The Zero runs a story on Monday about a local taxing district that
Rainbow City Council member, Sam Adams, has proposed. The other story involves the “successful” pilot program involving lojacking our vehicles (not bikes, of course) for the sole purpose of being able to tax us by the MILE DRIVEN in addition to charging a gas tax. The idea is to eventually fade out the gas tax but how they plan to capture outtatowners’ money is anybody’s guess. Mine? That they’ll never get rid of the gas tax and will tax us twice. The third story involves the discussion of charging tolls over Willamette River bridges (here) to raise money.Let’s take these quickly one at a time.
This so called “Halo” taxing district would allow people in other neighborhoods pay for improvements in a particular ‘hood. And what are those improvements? Bike paths and sidewalks. See? Bikes and peds are on the side of angels so they’re
covered by a Halo. Improvements for motorized vehicles? Spawn of Satan.
Now bikes and peds are fine, but you and I know
that there will be no improvements for the one mode of transportation used most in those SW Portland neighborhoods: cars.
The fact that I travel Hamilton nearly every day at peak traffic times and have NEVER, not once, seen a bicyclist apparently means nothing to a city hellbent on becoming a Platinum Bicycle city, whatever that means. The way it has worked since time immemorial is to have, at the time of the development, the developer pay for the improvements, or, if there were no improvements, to assess the homeowners for the improvements. Now the homeowners don’t want to pay
On the issue of putting the GPS or lojack on cars, well, I’ll let one of my wise 5th Listeners synthesize it for you:

Victoria,
Do not be fooled. We are already paying by the mile for the privilege of driving our cars. Oregon ’s gas tax is by the gallon of gas and every car gets some number of miles to the gallon (EPA publishes that data). It is a word problem from 6th grade. Say my Prius gets 45 miles to the gallon. Oregon averages 24 cents of tax per gallon. Thus, I am paying 24/45 or about ½ cent per mile. If I had a Hummer (please tell Santa) and only got 10 miles to the gallon, I would be paying 24/10 or 2.4 cents per mile.
But were the State folks sleeping the day they taught arithmetic? They want to tax by the mile and not call it a “gas tax” hence the GPS idea. The term “gas tax” is a bad word and a mileage tax is “good.” They also want to factor in the “impact” that a vehicle has on the road infrastructure. So the heavier the vehicle, the more it wears down the road (or so the theory goes). So, then they would want to charge more for the heavier (like a Hummer) vehicle and less for the light weight ones (like a Prius). But wait, the current gas tax does that already since miles per gallon is proportional to vehicle weight. Now, if someone comes up with a 40 mph 400 horsepower engine, then the Hummer owners would get a real deal with our current gas tax.
So in the normal manner, Oregon wants a several hundred dollar per car way to measure something they already know and let the out of state drivers pay nothing. Only in Oregon .
David

Finally the story about Sam and Ted Wheeler proposing Willamette River bridge tolls. This story is to soften up the ground a bit to get us used to the ideas that the city and county have no money to improve bridges.
May I remind you of just a few expenditures we’ve been asked to endure or have endured as taxpayers:
$500,000,000 in subsidies to SOWA, millions of abatements and subsidies in the Pearl, $500,000,000 requested to build a fiber optic network in Portland (what, so they can tax the internet? Why wouldn’t private industry do this?), $80,000,000 for a choo choo train down Burnside. $25,000 to pay off business leaders who would ostensibly benefit by this train to sell the idea to reluctant neighbors. I Tax. Klingon translators. Gay marriage. Wapato Jail sitting idle. Screwing over Dorothy English and burning tax dollars to do it.
These are just a few examples. There are dozens more.

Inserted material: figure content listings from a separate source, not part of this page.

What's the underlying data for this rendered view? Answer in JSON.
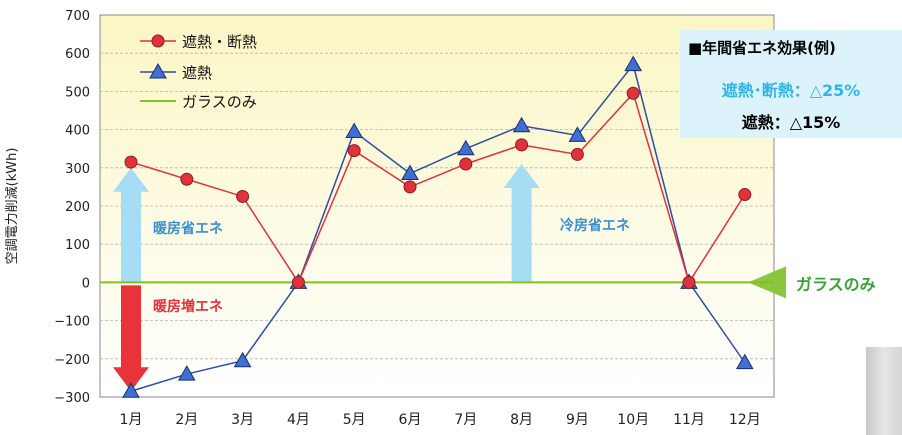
{
  "chart_data": {
    "type": "line",
    "ylabel": "空調電力削減(kWh)",
    "ylim": [
      -300,
      700
    ],
    "yticks": [
      700,
      600,
      500,
      400,
      300,
      200,
      100,
      0,
      -100,
      -200,
      -300
    ],
    "categories": [
      "1月",
      "2月",
      "3月",
      "4月",
      "5月",
      "6月",
      "7月",
      "8月",
      "9月",
      "10月",
      "11月",
      "12月"
    ],
    "grid": true,
    "legend_position": "top-left",
    "series": [
      {
        "name": "遮熱・断熱",
        "marker": "circle",
        "color": "#e0323b",
        "values": [
          315,
          270,
          225,
          0,
          345,
          250,
          310,
          360,
          335,
          495,
          0,
          230
        ]
      },
      {
        "name": "遮熱",
        "marker": "triangle",
        "color": "#2d4fa3",
        "values": [
          -285,
          -240,
          -205,
          0,
          395,
          285,
          350,
          410,
          385,
          570,
          0,
          -210
        ]
      },
      {
        "name": "ガラスのみ",
        "marker": "none",
        "color": "#7fc31c",
        "values": [
          0,
          0,
          0,
          0,
          0,
          0,
          0,
          0,
          0,
          0,
          0,
          0
        ]
      }
    ],
    "annotations": {
      "heating_saving": "暖房省エネ",
      "heating_increase": "暖房増エネ",
      "cooling_saving": "冷房省エネ",
      "glass_only_marker": "ガラスのみ"
    }
  },
  "effect_box": {
    "title": "■年間省エネ効果(例)",
    "line1": "遮熱･断熱：△25%",
    "line2": "遮熱：△15%"
  },
  "colors": {
    "heating_saving_arrow": "#a6dcf4",
    "heating_increase_arrow": "#e8333a",
    "cooling_saving_arrow": "#a6dcf4",
    "glass_only_arrow": "#8cc63f",
    "plot_gradient_top": "#fbf6c4",
    "plot_gradient_bottom": "#ffffff"
  }
}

Oh, and, don’t forget, they have no money to improve infrastructure. None.
Sure.
Cars represent freedom to go anywhere we want, when we want. They allow us to live and work in different places. The most important component to getting and maintaining a job is having the flexibility of a car. Government doesn’t do that.
Consider the deleterious economic effects of making it more and more expensive to own a car.